Wednesday, September 2, 2009
Best case-worst case: Northwestern
By ESPN.com staff
Posted by ESPN.com's Adam Rittenberg
The seventh installment in a series examining the best and worst outcomes, within reason, for each Big Ten squad.
The offense reloads, the defense keeps pace, Pat Fitzgerald fends off suitors and Northwestern heads back to the postseason.
Despite losing multiyear starters at quarterback, running back and wide receiver, the Wildcats don't miss a beat on offense and actually increase their production. Mike Kafka provides the true dual threat quarterback that the spread offense demands, while Tyrell Sutton-clone Arby Fields headlines the rushing attack. The defense gets even better in Year 2 under coordinator Mike Hankwitz, and Northwestern gets through a season without special teams costing it a game.
The Wildcats cruise through their first two weeks as Kafka and the other first-time starters on offense gain confidence. Surprisingly good crowds turn up at Ryan Field to watch Northwestern crush Towson and Eastern Michigan. The team heads to Syracuse and thumps the Orange for the second straight year, as Corey Wootton sacks Greg Paulus four times. Northwestern then delivers more heartbreak to Minnesota, beating the Gophers in overtime on a Kafka touchdown run.
A trip to Purdue follows, and Northwestern improves to 5-0 as the run game capitalizes on a questionable Boilers front seven. The schedule spits out another patsy the next week, and the Wildcats start 6-0 by trouncing Miami (Ohio). For the second straight year, Northwestern heads to Michigan State undefeated and this time, the Wildcats don't doom themselves in the first quarter and pull out a 28-21 victory.
Entering the Top 25 for the first time, Northwestern avenges last year's inexcusable loss to Indiana by thrashing the Hoosiers. A tough closing stretch begins with Penn State on Halloween, and the Wildcats stumble for the first time. They recover to win two of their final three contests, including their third straight at Iowa's Kinnick Stadium, to finish at 10-2.
The Capital One Bowl predictably passes over Northwestern, but the Outback Bowl, which snubbed the team last year, selects the Wildcats to face Arkansas. Northwestern wins its first bowl since the 1949 Rose and winds up 11-2. Wootton earns All-America honors and wins the Ted Hendricks Award. After firing Charlie Weis, Notre Dame makes a run at Fitzgerald, who stiff-arms South Bend and says he'll coach NU for life. Northwestern finalizes a 2011 game at Wrigley Field and sees home attendance increase by 25 percent.
New personnel struggle on offense, the defense backslides, attendance continues to struggle and Fitzgerald considers leaving.
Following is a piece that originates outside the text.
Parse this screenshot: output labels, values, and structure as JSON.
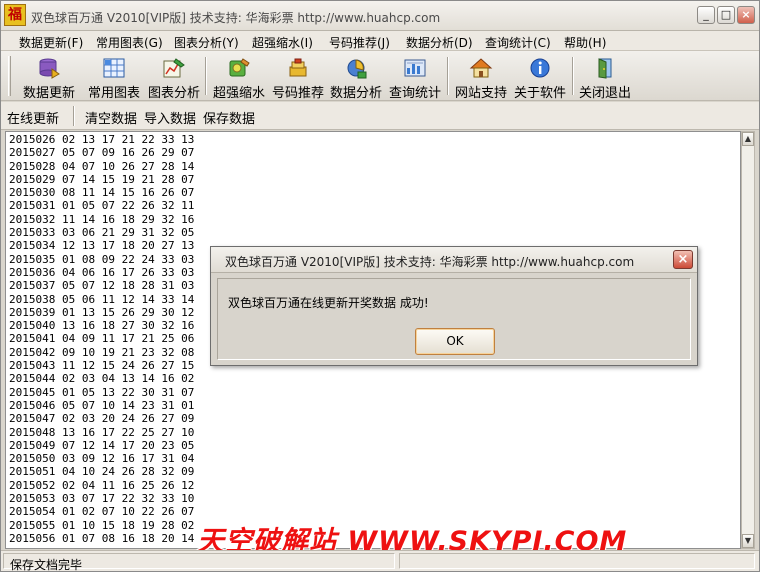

Once again, Northwestern takes a major step back on offense with a new quarterback, as Kafka never establishes himself as a passer and throws too many pick-sixes. The defense reverts to its 2007 form at times, as Wootton and several other contributors go down with injuries. The kicking game costs the Wildcats two wins.
After two unimpressive victories to open the season, Northwestern heads to Syracuse and performs much like it did at Duke last year, except with a worse result. An uninspired offense doesn't move the ball, and Paulus dissects a veteran defense. A week later, Minnesota avenges back-to-back heartbreaking losses to Northwestern, which misses four field goals and watches the Gophers' Troy Stoudermire return a kickoff for a touchdown in a 35-28 loss.
The Wildcats rebound against Purdue and Miami (Ohio), but they come out shaky against Michigan State for the second straight year and can't recover. After squeaking by Indiana, Northwestern drops its final four games, including a heartbreaker to Wisconsin at home, to miss the postseason despite a cushy schedule. Wootton reinjures his knee against Penn State, and three of the four secondary starters also go down.
Attendance struggles again at Ryan Field, as visiting fans regularly outnumber NU backers during Big Ten play. Notre Dame comes after Fitzgerald, and the coach takes a long time before deciding to stay in Evanston, making NU fans very uncertain about his future with the program.